От нелепости ситуации тянет то ли смеяться, то ли блевать. Медик ограничивается кашлем. В ушах все еще воет ветер, от которого Уимблтон поеживается. Док - оттягивает ворот футболки.
— Я так понимаю, ты исчерпал свой лимит интеллекта за этот вечер.
— Как ты исчерпал свою напускную говнистость.
— И ничего она не напускная.
— Лечи меня.
— Да вроде… и так?
— Почему из тебя все надо тянуть клещами?
— Ну ты любишь пытки при допросах.
— Это было один раз.
— Зато какой! Оттирали весь день дерьмо с кровью.
— Ну кто ж знал, что этот грант умел держать тайны, а дермо в заднице — нет.
— Как мы вышли с разговора по душам на это?
— Какие души, такие и разговоры.
— Справедливо.
Хакер бросает взгляд на часы на своем запястье. Стоило бы идти спать, да скоро светать уже начнет. Ну, по идее должно было бы, если бы кто-то в свое время не решил нарулить гребанному солнцу. И какой только смысл.
— Куда-то торопишься?
— Нет. То есть. — Он цокает. — Представь, что здесь какая-нибудь остроумная шутка.
— Хм. “Тороплюсь на свидание с твоей мамой”?
— Это в стиле Дэймоса.
— “На ужин в честь твоих похорон”?
— Это Сэнфорда.
— “Нет, просто смотрю, сколько бесценного времени я на тебя потратил”.
— Да. Теперь это звучит, как я.
Хэнк делает широкий шаг, выкидывая окурок с крыши, чтобы встать опасно близко. Укладывает тяжелую руку на плечо, чуть прижимая к себе, в успокаивающем жесте ведет вниз, вдоль позвоночника, который, кажется, прощупать можно сквозь одежду. Ну, как. Уимблтон все, что угодно может прощупать, зависит от силы нажатия. Док не сопротивляется в этот раз. Молчит, и даже не так пассивно-агрессивно, как обычно. Он кажется наемнику потерянным, загнанным в тупик без карты на руках, совершенно не знающим, что делать. А не знать, что делать для этого человека — все равно, что для Угрозы забыть, как стрелять. Аж неуютно.

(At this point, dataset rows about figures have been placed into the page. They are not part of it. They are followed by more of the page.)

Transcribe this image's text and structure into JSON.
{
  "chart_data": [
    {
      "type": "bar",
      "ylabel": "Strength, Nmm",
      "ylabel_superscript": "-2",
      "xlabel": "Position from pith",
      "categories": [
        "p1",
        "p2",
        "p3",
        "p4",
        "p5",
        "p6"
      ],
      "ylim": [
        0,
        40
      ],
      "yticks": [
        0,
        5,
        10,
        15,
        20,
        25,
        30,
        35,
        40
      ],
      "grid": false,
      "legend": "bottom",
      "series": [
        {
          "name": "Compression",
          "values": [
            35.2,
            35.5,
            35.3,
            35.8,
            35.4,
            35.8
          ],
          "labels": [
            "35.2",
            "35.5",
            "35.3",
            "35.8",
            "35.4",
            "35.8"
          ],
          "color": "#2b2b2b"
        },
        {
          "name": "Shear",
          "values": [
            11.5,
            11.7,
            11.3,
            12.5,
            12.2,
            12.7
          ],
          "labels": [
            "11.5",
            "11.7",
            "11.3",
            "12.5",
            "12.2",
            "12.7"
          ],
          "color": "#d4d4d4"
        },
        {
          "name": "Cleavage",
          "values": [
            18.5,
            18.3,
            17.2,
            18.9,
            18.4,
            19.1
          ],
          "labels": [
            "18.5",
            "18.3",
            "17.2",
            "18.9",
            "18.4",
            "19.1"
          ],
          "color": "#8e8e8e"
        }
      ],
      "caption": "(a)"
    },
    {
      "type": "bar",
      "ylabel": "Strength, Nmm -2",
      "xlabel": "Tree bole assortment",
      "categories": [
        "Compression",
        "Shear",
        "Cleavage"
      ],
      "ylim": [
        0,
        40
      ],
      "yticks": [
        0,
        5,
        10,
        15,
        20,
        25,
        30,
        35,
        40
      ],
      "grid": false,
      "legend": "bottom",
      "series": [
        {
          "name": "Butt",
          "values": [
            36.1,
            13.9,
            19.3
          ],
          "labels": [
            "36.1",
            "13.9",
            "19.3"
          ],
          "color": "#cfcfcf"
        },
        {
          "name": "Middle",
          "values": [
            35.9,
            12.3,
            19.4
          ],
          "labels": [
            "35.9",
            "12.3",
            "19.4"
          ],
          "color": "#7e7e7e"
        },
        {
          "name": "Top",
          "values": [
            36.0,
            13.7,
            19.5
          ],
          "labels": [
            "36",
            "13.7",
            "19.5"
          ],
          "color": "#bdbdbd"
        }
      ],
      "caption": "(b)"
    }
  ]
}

КПК снова сигналит, но остается проигнорированным. Хэнк наклоняется, близко к чужому лицу, на пробу тычется оголенными челюстями, куда придется, имитируя поцелуй. Док разворачивается. Смотрит. И смеется: хрипло так, низко, совсем беззлобно.
— Что смешного?
— Ты себя со стороны просто не видишь.
— Ха. И слава богу.
— Зато глядя в это лицо, я определенно хочу жить.
— И похвалил, и унизил.
— Как, вообщем-то, и всегда.
Ветер все так же воет. Небо такое же красное. А люди все так же любят: какими бы они не были. Вы только вслух это не говорите, а то звучит как-то пошло для Невады. Здесь принято по-другому. Здесь принято говорить “у меня есть важные дела”, когда спросят, где ты пропадал целых полчаса.
Примечания:
* Я продублирую на всякий случай здесь пояснение к лимфоме.
Лимфома Беркитта (ЛБ) – высоко агрессивная лимфома из иммунологически зрелых В-клеток. При гистологическом исследование типична картина "звёздного неба" (макрофаги с фрагментами апоптических телец в цитоплазме).